Striking workers OK transit pact

The Spokesman-Review

Striking bus drivers, train operators and mechanics overwhelmingly approved a new contract with the city’s mass transit agency Friday, setting the stage to end the area’s first transit strike in 24 years.

Union President Yvette Salazar said the revised offer was approved by 82 percent of workers who voted. If the Regional Transportation District also approves the deal today, transit workers will go back to work Monday.

Under terms of the revised contract, workers would get a wage increase of $1.80 an hour over three years.

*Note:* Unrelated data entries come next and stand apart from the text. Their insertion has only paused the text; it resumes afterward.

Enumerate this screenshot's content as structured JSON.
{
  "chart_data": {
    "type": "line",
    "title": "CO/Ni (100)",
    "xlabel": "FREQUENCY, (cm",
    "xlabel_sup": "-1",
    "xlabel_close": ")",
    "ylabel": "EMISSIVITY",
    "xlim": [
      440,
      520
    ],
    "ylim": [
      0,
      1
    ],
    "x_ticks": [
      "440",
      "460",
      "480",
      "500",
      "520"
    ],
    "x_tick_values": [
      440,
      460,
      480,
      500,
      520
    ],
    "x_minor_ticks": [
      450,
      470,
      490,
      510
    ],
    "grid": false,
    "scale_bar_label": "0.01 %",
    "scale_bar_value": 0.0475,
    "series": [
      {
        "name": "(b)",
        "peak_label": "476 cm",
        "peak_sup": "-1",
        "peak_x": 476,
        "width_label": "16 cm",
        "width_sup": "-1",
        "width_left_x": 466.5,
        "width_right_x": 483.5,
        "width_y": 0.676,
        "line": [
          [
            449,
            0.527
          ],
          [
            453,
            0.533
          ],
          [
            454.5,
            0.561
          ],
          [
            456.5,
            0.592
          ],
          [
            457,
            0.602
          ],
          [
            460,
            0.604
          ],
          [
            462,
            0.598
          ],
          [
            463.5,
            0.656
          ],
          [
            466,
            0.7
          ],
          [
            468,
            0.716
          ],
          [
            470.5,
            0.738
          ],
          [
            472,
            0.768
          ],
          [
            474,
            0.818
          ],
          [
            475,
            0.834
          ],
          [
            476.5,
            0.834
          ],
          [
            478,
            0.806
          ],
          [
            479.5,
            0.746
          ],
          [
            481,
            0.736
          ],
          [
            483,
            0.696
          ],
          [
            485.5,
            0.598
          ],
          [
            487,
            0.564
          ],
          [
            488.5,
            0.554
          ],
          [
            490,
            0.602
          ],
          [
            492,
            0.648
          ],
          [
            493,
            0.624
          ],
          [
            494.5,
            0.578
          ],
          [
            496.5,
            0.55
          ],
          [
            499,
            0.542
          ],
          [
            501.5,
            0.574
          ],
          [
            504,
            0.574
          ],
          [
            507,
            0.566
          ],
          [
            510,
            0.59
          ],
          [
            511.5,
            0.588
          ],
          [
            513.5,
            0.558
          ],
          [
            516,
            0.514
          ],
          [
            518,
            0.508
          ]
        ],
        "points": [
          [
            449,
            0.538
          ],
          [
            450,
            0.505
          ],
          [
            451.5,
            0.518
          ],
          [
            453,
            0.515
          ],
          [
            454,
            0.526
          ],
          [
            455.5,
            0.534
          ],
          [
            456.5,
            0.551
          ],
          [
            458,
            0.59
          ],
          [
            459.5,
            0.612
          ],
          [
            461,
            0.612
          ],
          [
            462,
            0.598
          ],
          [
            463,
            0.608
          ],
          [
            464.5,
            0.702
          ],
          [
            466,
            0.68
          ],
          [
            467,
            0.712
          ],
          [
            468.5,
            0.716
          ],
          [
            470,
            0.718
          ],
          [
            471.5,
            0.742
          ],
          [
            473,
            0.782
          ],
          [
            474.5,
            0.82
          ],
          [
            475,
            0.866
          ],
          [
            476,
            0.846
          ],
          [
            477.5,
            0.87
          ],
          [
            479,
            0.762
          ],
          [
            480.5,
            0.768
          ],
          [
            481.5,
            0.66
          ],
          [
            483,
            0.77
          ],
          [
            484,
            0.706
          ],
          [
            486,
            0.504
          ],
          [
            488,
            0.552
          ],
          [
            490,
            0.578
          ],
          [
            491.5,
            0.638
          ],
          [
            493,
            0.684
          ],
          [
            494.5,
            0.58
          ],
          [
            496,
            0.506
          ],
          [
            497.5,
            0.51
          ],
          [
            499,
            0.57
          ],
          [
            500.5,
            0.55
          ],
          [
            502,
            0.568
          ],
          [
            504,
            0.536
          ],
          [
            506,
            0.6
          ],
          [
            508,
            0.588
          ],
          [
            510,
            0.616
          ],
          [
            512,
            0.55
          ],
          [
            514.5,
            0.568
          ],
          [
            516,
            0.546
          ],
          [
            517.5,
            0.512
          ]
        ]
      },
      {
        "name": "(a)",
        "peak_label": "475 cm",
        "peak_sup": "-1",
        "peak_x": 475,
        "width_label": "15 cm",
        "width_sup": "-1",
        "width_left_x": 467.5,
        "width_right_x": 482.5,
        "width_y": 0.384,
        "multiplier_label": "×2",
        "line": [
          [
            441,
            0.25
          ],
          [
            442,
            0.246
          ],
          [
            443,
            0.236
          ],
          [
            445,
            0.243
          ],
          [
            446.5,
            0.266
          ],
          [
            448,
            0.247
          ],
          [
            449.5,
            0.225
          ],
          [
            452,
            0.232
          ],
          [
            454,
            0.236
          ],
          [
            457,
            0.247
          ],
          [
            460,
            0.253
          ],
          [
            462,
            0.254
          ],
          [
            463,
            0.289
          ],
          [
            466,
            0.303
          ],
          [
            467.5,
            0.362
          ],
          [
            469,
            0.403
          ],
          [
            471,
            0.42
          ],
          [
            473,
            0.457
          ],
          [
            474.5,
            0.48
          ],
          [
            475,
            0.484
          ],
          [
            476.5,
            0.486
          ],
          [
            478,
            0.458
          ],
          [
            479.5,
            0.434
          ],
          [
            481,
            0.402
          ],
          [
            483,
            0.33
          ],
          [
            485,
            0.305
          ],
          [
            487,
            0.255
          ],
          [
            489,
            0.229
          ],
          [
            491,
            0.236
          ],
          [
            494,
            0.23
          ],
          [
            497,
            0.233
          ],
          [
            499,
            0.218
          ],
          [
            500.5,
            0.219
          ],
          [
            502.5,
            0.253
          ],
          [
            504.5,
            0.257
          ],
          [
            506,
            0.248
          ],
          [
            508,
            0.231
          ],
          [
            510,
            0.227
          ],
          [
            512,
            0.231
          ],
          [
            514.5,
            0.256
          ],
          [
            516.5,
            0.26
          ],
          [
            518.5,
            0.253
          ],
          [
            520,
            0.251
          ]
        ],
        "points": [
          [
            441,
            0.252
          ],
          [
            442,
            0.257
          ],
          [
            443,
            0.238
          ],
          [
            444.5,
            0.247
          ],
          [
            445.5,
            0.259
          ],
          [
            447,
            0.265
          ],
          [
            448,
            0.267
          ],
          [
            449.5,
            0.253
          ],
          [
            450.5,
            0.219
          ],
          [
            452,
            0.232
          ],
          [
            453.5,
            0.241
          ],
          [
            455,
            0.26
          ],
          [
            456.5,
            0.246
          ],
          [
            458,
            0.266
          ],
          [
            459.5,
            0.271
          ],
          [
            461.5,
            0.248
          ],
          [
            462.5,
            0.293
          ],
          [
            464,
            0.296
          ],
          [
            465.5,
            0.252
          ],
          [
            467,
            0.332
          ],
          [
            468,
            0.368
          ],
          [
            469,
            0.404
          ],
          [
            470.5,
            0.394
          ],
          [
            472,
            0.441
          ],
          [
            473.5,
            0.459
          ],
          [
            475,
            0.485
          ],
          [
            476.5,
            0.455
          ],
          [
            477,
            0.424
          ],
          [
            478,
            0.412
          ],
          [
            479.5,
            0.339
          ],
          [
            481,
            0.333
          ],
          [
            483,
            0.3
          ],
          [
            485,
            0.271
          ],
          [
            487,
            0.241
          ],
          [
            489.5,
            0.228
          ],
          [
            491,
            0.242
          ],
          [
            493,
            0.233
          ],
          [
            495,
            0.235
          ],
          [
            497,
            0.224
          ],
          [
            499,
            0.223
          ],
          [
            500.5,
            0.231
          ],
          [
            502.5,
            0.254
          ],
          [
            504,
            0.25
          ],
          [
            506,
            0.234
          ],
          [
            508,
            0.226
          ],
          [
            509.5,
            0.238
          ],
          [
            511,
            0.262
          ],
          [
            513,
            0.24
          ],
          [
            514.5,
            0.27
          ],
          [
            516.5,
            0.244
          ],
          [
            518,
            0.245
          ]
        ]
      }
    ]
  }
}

Nearly 1,750 members of the Amalgamated Transit Union Local 1001 walked off the job Monday.

Los Angeles

Guilty plea entered in wiretap probe

A former record company executive pleaded guilty Friday to hiring a Hollywood private eye to tap his former girlfriend’s phones to learn how the woman might testify in a business lawsuit.

Prosecutors said Robert Pfeifer hired investigator Anthony Pellicano in 2000 and paid $125,000 to listen to the girlfriend’s phone conversations.

Fourteen people have been charged so far in the wiretapping investigation, and Pfeifer, 51, is the fifth to enter a guilty plea. Sentencing for the former Hollywood Records president was set for June 26.

Pellicano, 62, has pleaded not guilty to charges of bugging phones and bribing police to get information on celebrities and others.

New York

Episcopalian panel releases report

An Episcopal Church panel studying the furor over the denomination’s first openly gay bishop proposed Friday that dioceses use “very considerable caution” from now on in electing bishops with same-sex partners, but stopped short of the moratorium critics demanded.

The commission also recommended that the American church offer “apology and repentance” for the turmoil its actions caused within the global Anglican Communion, and said dioceses should stop creating blessing ceremonies for same-gender couples, at least temporarily.

The suggestions are among several that will go before a June meeting of the top Episcopal legislative body, called the General Convention, which can revise or reject the proposals. The outcome of their debate will be critical, shaping not only the future of the American church, but also its role as the U.S. representative of world Anglicanism.